Have you noticed any changes or trends in interview performance over the past few years?
In the interviews that I’ve conducted and anecdotally talking to my team, I do think that applicants are more savvy. They know they need to show up a certain way. They know they need to impress. They come across as very impressive and confident. There are always outliers and people who don’t prepare, but for the most part, the ones we see applying to Georgetown and interviewing have really done their homework, which is nice. They’ve really taken the time to talk to other alumni or students and to attend our events and to make themselves accessible, and then to talk about that and give concrete examples. We’re seeing more and more applicants comfortable in giving examples of how they’ve had impacts in their organizations.

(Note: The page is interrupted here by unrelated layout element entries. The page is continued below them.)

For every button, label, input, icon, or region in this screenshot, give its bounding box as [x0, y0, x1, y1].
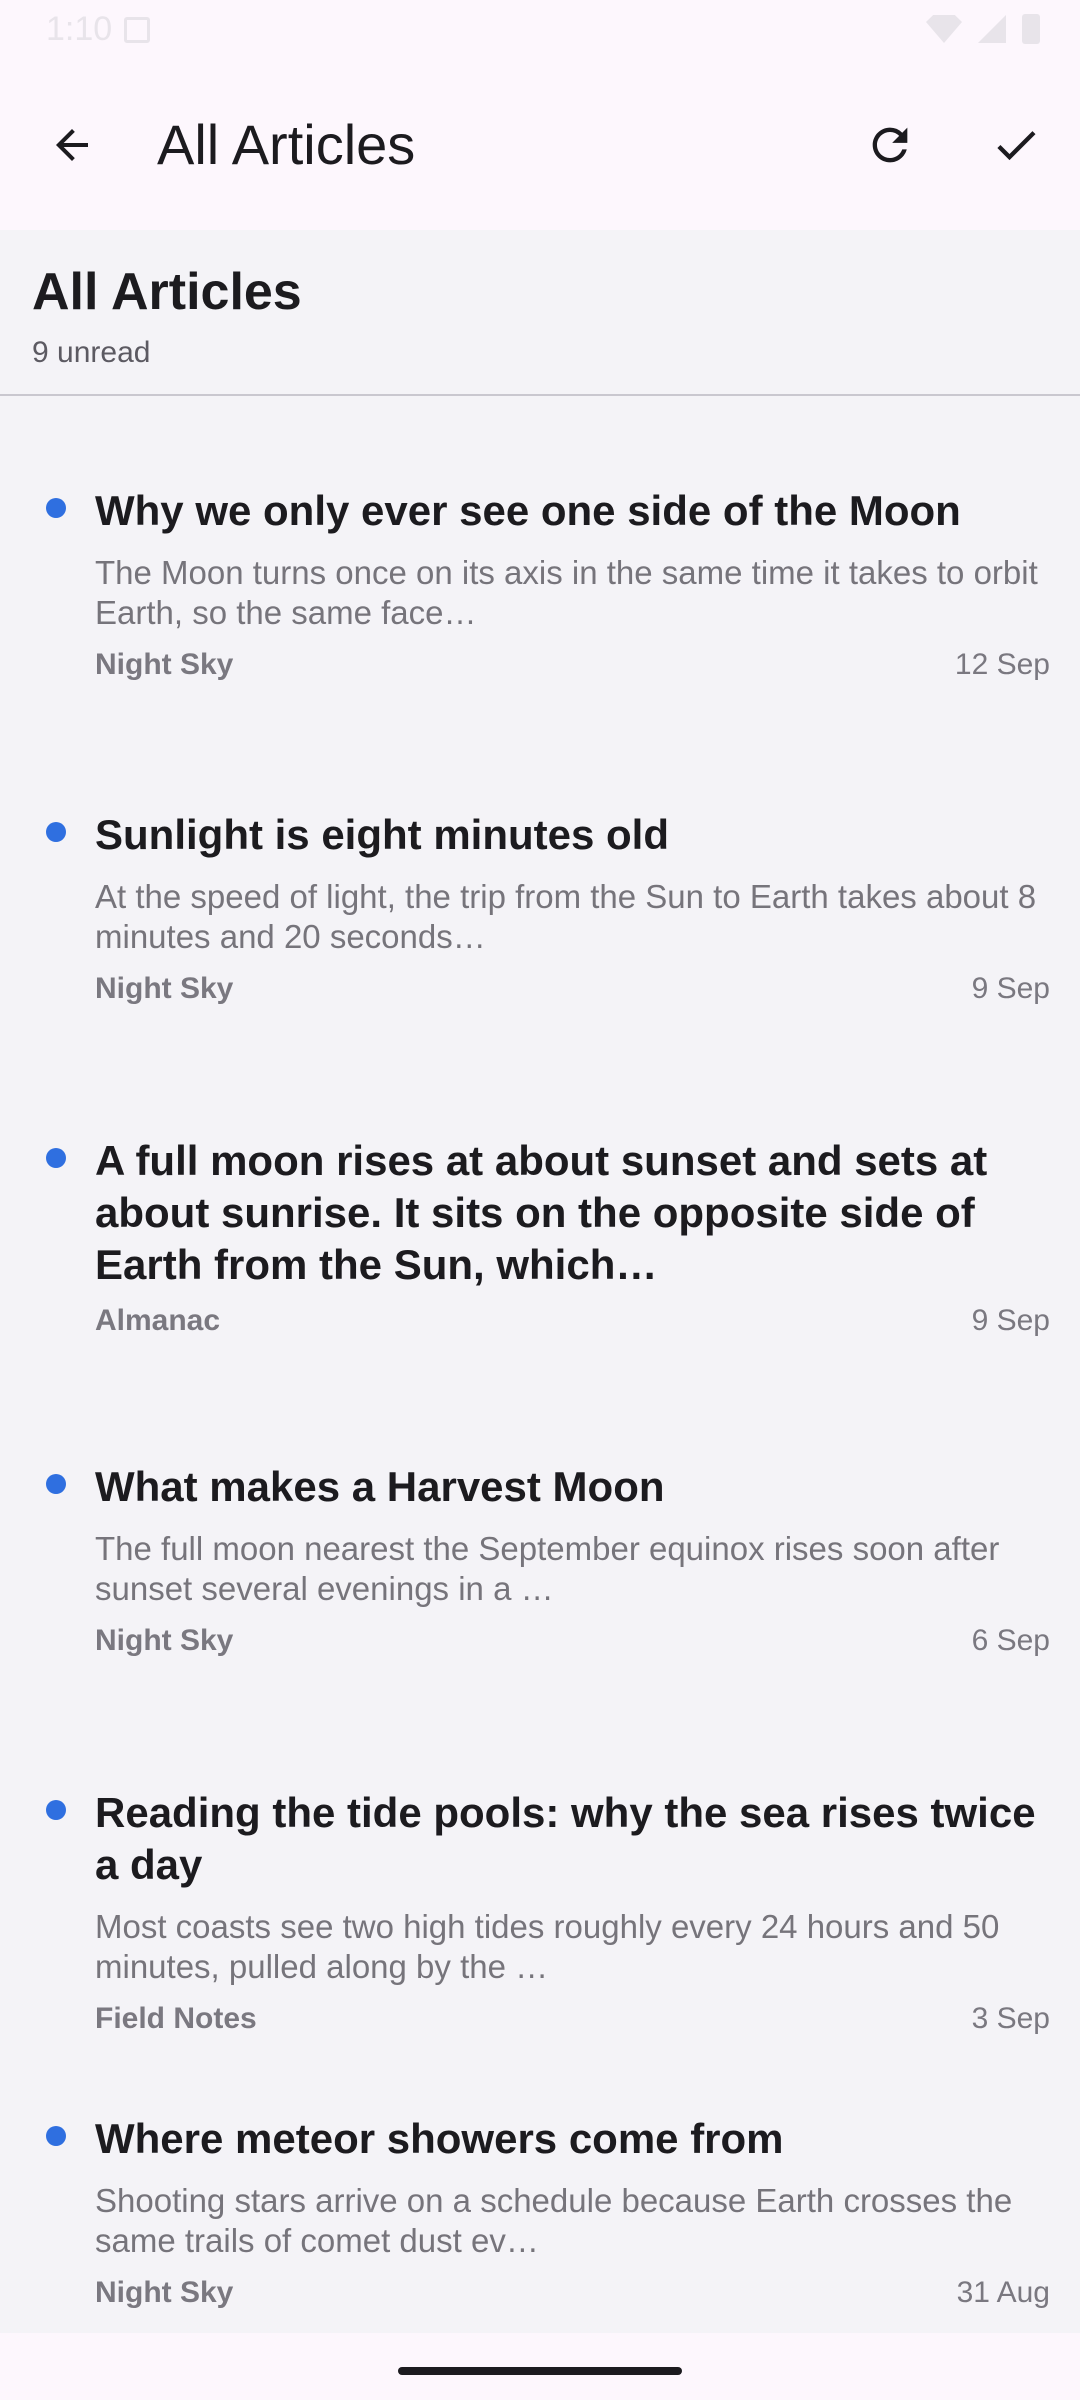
- unread-dot: [46, 1474, 66, 1494]
- feed-header: All Articles 9 unread: [0, 230, 1080, 396]
- back-button[interactable]: [24, 97, 120, 193]
- refresh-button[interactable]: [842, 97, 938, 193]
- article-date: 9 Sep: [971, 972, 1050, 1005]
- unread-dot: [46, 822, 66, 842]
- signal-icon: [978, 15, 1006, 43]
- article-title: What makes a Harvest Moon: [95, 1463, 665, 1510]
- article-title: A full moon rises at about sunset and se…: [95, 1137, 988, 1288]
- article-snippet: At the speed of light, the trip from the…: [95, 878, 1037, 955]
- unread-dot: [46, 1148, 66, 1168]
- article-snippet: The Moon turns once on its axis in the s…: [95, 554, 1038, 631]
- app-bar: All Articles: [0, 60, 1080, 230]
- article-title: Sunlight is eight minutes old: [95, 811, 669, 858]
- article-source: Almanac: [95, 1304, 221, 1337]
- feed-title: All Articles: [32, 263, 302, 321]
- article-snippet: Most coasts see two high tides roughly e…: [95, 1908, 1000, 1985]
- article-date: 31 Aug: [956, 2276, 1050, 2309]
- status-bar: 1:10: [0, 0, 1080, 60]
- mark-all-read-button[interactable]: [968, 97, 1064, 193]
- page-title: All Articles: [157, 113, 416, 176]
- arrow-back-icon: [56, 129, 88, 161]
- article-title: Why we only ever see one side of the Moo…: [95, 487, 961, 534]
- article-snippet: Shooting stars arrive on a schedule beca…: [95, 2182, 1013, 2259]
- unread-dot: [46, 1800, 66, 1820]
- navigation-bar: [0, 2333, 1080, 2400]
- article-date: 12 Sep: [954, 648, 1050, 681]
- unread-dot: [46, 2126, 66, 2146]
- list-item[interactable]: Sunlight is eight minutes old At the spe…: [0, 722, 1080, 1048]
- battery-icon: [1022, 14, 1040, 44]
- article-source: Night Sky: [95, 1624, 234, 1657]
- list-item[interactable]: Why we only ever see one side of the Moo…: [0, 396, 1080, 722]
- wifi-icon: [926, 15, 962, 43]
- list-item[interactable]: Where meteor showers come from Shooting …: [0, 2026, 1080, 2333]
- status-clock: 1:10: [46, 10, 113, 48]
- unread-dot: [46, 498, 66, 518]
- status-icons: [926, 14, 1040, 44]
- article-date: 6 Sep: [971, 1624, 1050, 1657]
- check-icon: [997, 131, 1036, 161]
- list-item[interactable]: What makes a Harvest Moon The full moon …: [0, 1374, 1080, 1700]
- article-snippet: The full moon nearest the September equi…: [95, 1530, 1000, 1607]
- article-title: Reading the tide pools: why the sea rise…: [95, 1789, 1036, 1888]
- article-source: Night Sky: [95, 2276, 234, 2309]
- list-item[interactable]: Reading the tide pools: why the sea rise…: [0, 1700, 1080, 2035]
- article-list[interactable]: All Articles 9 unread Why we only ever s…: [0, 230, 1080, 2333]
- article-source: Night Sky: [95, 648, 234, 681]
- refresh-icon: [872, 127, 908, 163]
- home-indicator[interactable]: [398, 2367, 682, 2375]
- unread-count: 9 unread: [32, 336, 151, 369]
- article-source: Night Sky: [95, 972, 234, 1005]
- list-item[interactable]: A full moon rises at about sunset and se…: [0, 1048, 1080, 1374]
- article-date: 9 Sep: [971, 1304, 1050, 1337]
- status-time: 1:10: [46, 10, 151, 49]
- notification-icon: [124, 16, 151, 43]
- article-title: Where meteor showers come from: [95, 2115, 784, 2162]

We even had an example of a really great applicant who had to stop on the side of the road and conduct his interview from his car. And it wasn’t till the very end when he told us that we even realized that. He was so poised. He was still able to have composure and to really engage in a meaningful dialogue that we had no idea he was sitting on the side of the highway.
I’ve been really impressed and my team has been really impressed with the quality of interviews we’ve seen over the past few years. I think people understand it’s an important part of the process and unless you’re in a system with video essays, it’s the one time you can personalize your application and I think people take it very seriously.
What are some of the reasons applicants give you for applying to Georgetown specifically?
I would say for us and what we want in terms of reasons and why we want people to consider Georgetown, we think of ourselves as transforming students into global-ready managers who exhibit principled leadership that’s in service to business and society—that’s our mantra. What we hear from students who end up coming here and some of the reasons they are interested in coming, is caring for the whole person. We are big believers in being a successful leader today, you need to be culturally aware—even if you’re global at home, our dean likes to use the term global at home—even if you’re never on a global project or study abroad, you understand how the global landscape impacts your business even if your business is right in the backyard of D.C.
We look for leaders who can exhibit empathy, treating their people with respect and being able to create value at a societal level regardless of whether they’re leading a for-profit, a nonprofit, or public sector entity. So we find that we’re putting those messages out, and alumni out in the world, who exhibit those behaviors out in the world and what we’re getting back are individuals applying to our program who are looking for that level of transformation in their own lives.
If you could change one thing in the admissions process, what would it be?
I would say the concept of melt. Melting is a concept unique to the admissions process world and it’s when someone puts down a deposit for your school, but then down the line, they turn around and walk away from that deposit and put down a deposit at another school that they would prefer to go to.
Every school goes through it, no matter if you’re the No. 1 school or the No. 50 school—every school has to contend with this. So sometimes I wish the graduate business school could figure out a way to make agreements binding like they do in the undergraduate admissions world. But I know it’s not realistic. It’s tough at times to put so much effort and emotionally invest in applicants who you feel would be so great for your program and you could really see them thriving at your program but to lose them to a peer school.
Again, every school goes through this, even in the top 10, so they can share my pain. One of the things we’ve tried to do at Georgetown is develop a tool that allows us to better predict melt for a specific deposit population. And this year we’ve actually been able to curb that melt more, which we’re really happy about. We piloted the melt predictor last year in the third round and really found it valuable. And at the very least, it allows us to look at particular data points and levels of interaction in a more systematic and organized way and then make some assumptions about individuals’ likelihood of melting. This helps us feel more in control of the process in which everything is very speculative. So for us to have that level of feeling more control, we found that to be valuable.
We also found that the tool is a great way to manage our wait-lists in a more effective and customer-centric way. For example, we were able to provide good news earlier to a few folks on the wait-list that otherwise would have waited. But with our melt predictor, we can make those decisions earlier and preempt that and not have to wait so long, which I think our wait-listed students were appreciative of.
What are some of the data points you’ve seen that are helpful to predict melt?
One in particular would be for an international student, is whether or not they’ve filled out their I-20. Have they gotten their visa yet? Or have they even filled out the forms to get the visa?
Also, open rates. We send out communication to individuals once they’ve deposited and we’re continuing to communicate with them before they matriculate, and are they opening the emails, how often, and those kinds of things help us. Have they started to find housing? There are all these small data points that in the aggregate give you a picture of how interested someone is and how they may have actually started to take steps to materialize their enrollment.